Owner-operator Jean-Francois Foy, who drives for Trois-Rivieres-based Transport J.C. Germain, has put 1.6 million miles on his 1996 Freightliner and expects it to go for at least a half a million more.
His secret? “I never speed and I never idle,” Foy says.
“My truck will run up to 151 km/h, but my wallet limits me to 98 km/h. It is the only way to make money.”
Foy estimates he saves $14,000 in fuel every year by limiting his speed. That’s on top of the savings on tires and other components. He’s still running the original tire casings on his drive axles.
Foy runs into the U.S., but only as far as a full fuel tank will take him. “I never fuel south of the border. From Windsor or Lacolle I can go about 2,200 km,” he says. “My limits are South Carolina, the border of Georgia, Tennessee, Iowa, and Minnesota.”
He pays his own fuel tax and has discovered that buying as much fuel as possible in Canada is the most profitable way to operate.
“I recover GST and QST because I buy fuel here, but because I don’t burn my fuel in Quebec, I get a credit for buying too much, which pays what I owe the other states, and leaves me a good refund.” He does almost all his own maintenance in what he refers to as the “garage of God,” meaning outside.
And no, it’s not too cold. “It is like getting into a pool,” he says. “After a couple of minutes you get used to it.”
Foy describes his management philosophy succinctly: “Margins are too small to give away even a buck.”
It’s pretty easy to see why he was a leading candidate for the title of 2007 highwayStar of the Year. Every year, Today’s Trucking’s sister publication highwaySTAR recognizes a particularly outstanding driver and, in association with sponsors Freightliner, Espar, ArvinMeritor, Caterpillar, Delo, Michelin, SelecTrucks, and OBAC/APRAC, showers the winner with prizes, including $10,000 in cash.
But you have to be more than a good driver to win. And Foy won. He proves you don’t have to give up your outside life to be a professional driver.

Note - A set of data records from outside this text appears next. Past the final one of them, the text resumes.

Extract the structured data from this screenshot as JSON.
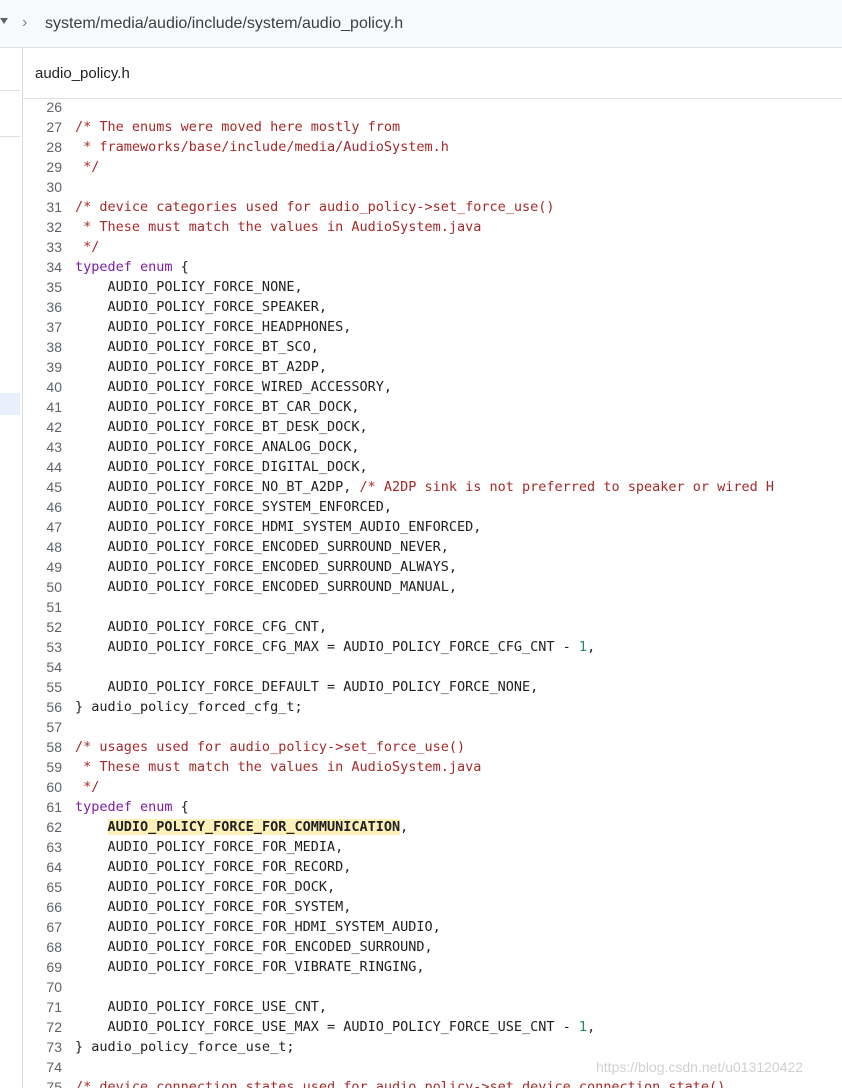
{
  "breadcrumb": {
    "path": "system/media/audio/include/system/audio_policy.h"
  },
  "file_tab": {
    "name": "audio_policy.h"
  },
  "watermark": "https://blog.csdn.net/u013120422",
  "code_lines": [
    {
      "n": "26",
      "segs": []
    },
    {
      "n": "27",
      "segs": [
        {
          "t": "/* The enums were moved here mostly from",
          "c": "cm"
        }
      ]
    },
    {
      "n": "28",
      "segs": [
        {
          "t": " * frameworks/base/include/media/AudioSystem.h",
          "c": "cm"
        }
      ]
    },
    {
      "n": "29",
      "segs": [
        {
          "t": " */",
          "c": "cm"
        }
      ]
    },
    {
      "n": "30",
      "segs": []
    },
    {
      "n": "31",
      "segs": [
        {
          "t": "/* device categories used for audio_policy->set_force_use()",
          "c": "cm"
        }
      ]
    },
    {
      "n": "32",
      "segs": [
        {
          "t": " * These must match the values in AudioSystem.java",
          "c": "cm"
        }
      ]
    },
    {
      "n": "33",
      "segs": [
        {
          "t": " */",
          "c": "cm"
        }
      ]
    },
    {
      "n": "34",
      "segs": [
        {
          "t": "typedef enum",
          "c": "kw"
        },
        {
          "t": " {",
          "c": ""
        }
      ]
    },
    {
      "n": "35",
      "segs": [
        {
          "t": "    AUDIO_POLICY_FORCE_NONE,",
          "c": ""
        }
      ]
    },
    {
      "n": "36",
      "segs": [
        {
          "t": "    AUDIO_POLICY_FORCE_SPEAKER,",
          "c": ""
        }
      ]
    },
    {
      "n": "37",
      "segs": [
        {
          "t": "    AUDIO_POLICY_FORCE_HEADPHONES,",
          "c": ""
        }
      ]
    },
    {
      "n": "38",
      "segs": [
        {
          "t": "    AUDIO_POLICY_FORCE_BT_SCO,",
          "c": ""
        }
      ]
    },
    {
      "n": "39",
      "segs": [
        {
          "t": "    AUDIO_POLICY_FORCE_BT_A2DP,",
          "c": ""
        }
      ]
    },
    {
      "n": "40",
      "segs": [
        {
          "t": "    AUDIO_POLICY_FORCE_WIRED_ACCESSORY,",
          "c": ""
        }
      ]
    },
    {
      "n": "41",
      "segs": [
        {
          "t": "    AUDIO_POLICY_FORCE_BT_CAR_DOCK,",
          "c": ""
        }
      ]
    },
    {
      "n": "42",
      "segs": [
        {
          "t": "    AUDIO_POLICY_FORCE_BT_DESK_DOCK,",
          "c": ""
        }
      ]
    },
    {
      "n": "43",
      "segs": [
        {
          "t": "    AUDIO_POLICY_FORCE_ANALOG_DOCK,",
          "c": ""
        }
      ]
    },
    {
      "n": "44",
      "segs": [
        {
          "t": "    AUDIO_POLICY_FORCE_DIGITAL_DOCK,",
          "c": ""
        }
      ]
    },
    {
      "n": "45",
      "segs": [
        {
          "t": "    AUDIO_POLICY_FORCE_NO_BT_A2DP, ",
          "c": ""
        },
        {
          "t": "/* A2DP sink is not preferred to speaker or wired H",
          "c": "cm"
        }
      ]
    },
    {
      "n": "46",
      "segs": [
        {
          "t": "    AUDIO_POLICY_FORCE_SYSTEM_ENFORCED,",
          "c": ""
        }
      ]
    },
    {
      "n": "47",
      "segs": [
        {
          "t": "    AUDIO_POLICY_FORCE_HDMI_SYSTEM_AUDIO_ENFORCED,",
          "c": ""
        }
      ]
    },
    {
      "n": "48",
      "segs": [
        {
          "t": "    AUDIO_POLICY_FORCE_ENCODED_SURROUND_NEVER,",
          "c": ""
        }
      ]
    },
    {
      "n": "49",
      "segs": [
        {
          "t": "    AUDIO_POLICY_FORCE_ENCODED_SURROUND_ALWAYS,",
          "c": ""
        }
      ]
    },
    {
      "n": "50",
      "segs": [
        {
          "t": "    AUDIO_POLICY_FORCE_ENCODED_SURROUND_MANUAL,",
          "c": ""
        }
      ]
    },
    {
      "n": "51",
      "segs": []
    },
    {
      "n": "52",
      "segs": [
        {
          "t": "    AUDIO_POLICY_FORCE_CFG_CNT,",
          "c": ""
        }
      ]
    },
    {
      "n": "53",
      "segs": [
        {
          "t": "    AUDIO_POLICY_FORCE_CFG_MAX = AUDIO_POLICY_FORCE_CFG_CNT - ",
          "c": ""
        },
        {
          "t": "1",
          "c": "nm"
        },
        {
          "t": ",",
          "c": ""
        }
      ]
    },
    {
      "n": "54",
      "segs": []
    },
    {
      "n": "55",
      "segs": [
        {
          "t": "    AUDIO_POLICY_FORCE_DEFAULT = AUDIO_POLICY_FORCE_NONE,",
          "c": ""
        }
      ]
    },
    {
      "n": "56",
      "segs": [
        {
          "t": "} audio_policy_forced_cfg_t;",
          "c": ""
        }
      ]
    },
    {
      "n": "57",
      "segs": []
    },
    {
      "n": "58",
      "segs": [
        {
          "t": "/* usages used for audio_policy->set_force_use()",
          "c": "cm"
        }
      ]
    },
    {
      "n": "59",
      "segs": [
        {
          "t": " * These must match the values in AudioSystem.java",
          "c": "cm"
        }
      ]
    },
    {
      "n": "60",
      "segs": [
        {
          "t": " */",
          "c": "cm"
        }
      ]
    },
    {
      "n": "61",
      "segs": [
        {
          "t": "typedef enum",
          "c": "kw"
        },
        {
          "t": " {",
          "c": ""
        }
      ]
    },
    {
      "n": "62",
      "segs": [
        {
          "t": "    ",
          "c": ""
        },
        {
          "t": "AUDIO_POLICY_FORCE_FOR_COMMUNICATION",
          "c": "hl"
        },
        {
          "t": ",",
          "c": ""
        }
      ]
    },
    {
      "n": "63",
      "segs": [
        {
          "t": "    AUDIO_POLICY_FORCE_FOR_MEDIA,",
          "c": ""
        }
      ]
    },
    {
      "n": "64",
      "segs": [
        {
          "t": "    AUDIO_POLICY_FORCE_FOR_RECORD,",
          "c": ""
        }
      ]
    },
    {
      "n": "65",
      "segs": [
        {
          "t": "    AUDIO_POLICY_FORCE_FOR_DOCK,",
          "c": ""
        }
      ]
    },
    {
      "n": "66",
      "segs": [
        {
          "t": "    AUDIO_POLICY_FORCE_FOR_SYSTEM,",
          "c": ""
        }
      ]
    },
    {
      "n": "67",
      "segs": [
        {
          "t": "    AUDIO_POLICY_FORCE_FOR_HDMI_SYSTEM_AUDIO,",
          "c": ""
        }
      ]
    },
    {
      "n": "68",
      "segs": [
        {
          "t": "    AUDIO_POLICY_FORCE_FOR_ENCODED_SURROUND,",
          "c": ""
        }
      ]
    },
    {
      "n": "69",
      "segs": [
        {
          "t": "    AUDIO_POLICY_FORCE_FOR_VIBRATE_RINGING,",
          "c": ""
        }
      ]
    },
    {
      "n": "70",
      "segs": []
    },
    {
      "n": "71",
      "segs": [
        {
          "t": "    AUDIO_POLICY_FORCE_USE_CNT,",
          "c": ""
        }
      ]
    },
    {
      "n": "72",
      "segs": [
        {
          "t": "    AUDIO_POLICY_FORCE_USE_MAX = AUDIO_POLICY_FORCE_USE_CNT - ",
          "c": ""
        },
        {
          "t": "1",
          "c": "nm"
        },
        {
          "t": ",",
          "c": ""
        }
      ]
    },
    {
      "n": "73",
      "segs": [
        {
          "t": "} audio_policy_force_use_t;",
          "c": ""
        }
      ]
    },
    {
      "n": "74",
      "segs": []
    },
    {
      "n": "75",
      "segs": [
        {
          "t": "/* device connection states used for audio_policy->set_device_connection_state()",
          "c": "cm"
        }
      ]
    }
  ]
}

He and his wife Michelle Desilets are parents to four and live in Neuville, Que., 20 miles west of Quebec City. Foy has owned 16 trucks, but only two new ones. “I can afford to buy a big truck, but if I do that, I won’t have any holiday time, and I won’t be able to take care of my Festival du routier de Donnacona.”
Foy’s daughter Paméla has a learning disability called dysphasia. Her parents realized early that kids like Paméla need sophisticated learning tools and specialized teachers. With that in mind, in 2000 Jean-Francois and Michelle created a foundation called Les Amis de Paméla.
They held flea markets, barbeques and dances. Michèle sold over 1,000 copies of a special cookbook. It still wasn’t enough.
Then Foy heard about a truck show in Baie-Comeau that had raised $40,000.
“That gave me the push I needed to start a truck festival near Quebec City.”
Staged in Donnaconna, about 30 miles west of Quebec City, the Donnaconna Truckers’ Festival features drag races, a show-and-shine and other family activities. The first edition, held in 2004, was a hit but left Foy with a $34,000 debt that he and Michelle had to cover, personally. Still, they persevered. The following year the festival attracted more than 25,000 and cleared $32,000. The next festival gave $40,000 to Les Amis de Paméla.
Jean-Francois Foy is a trucker who delivers.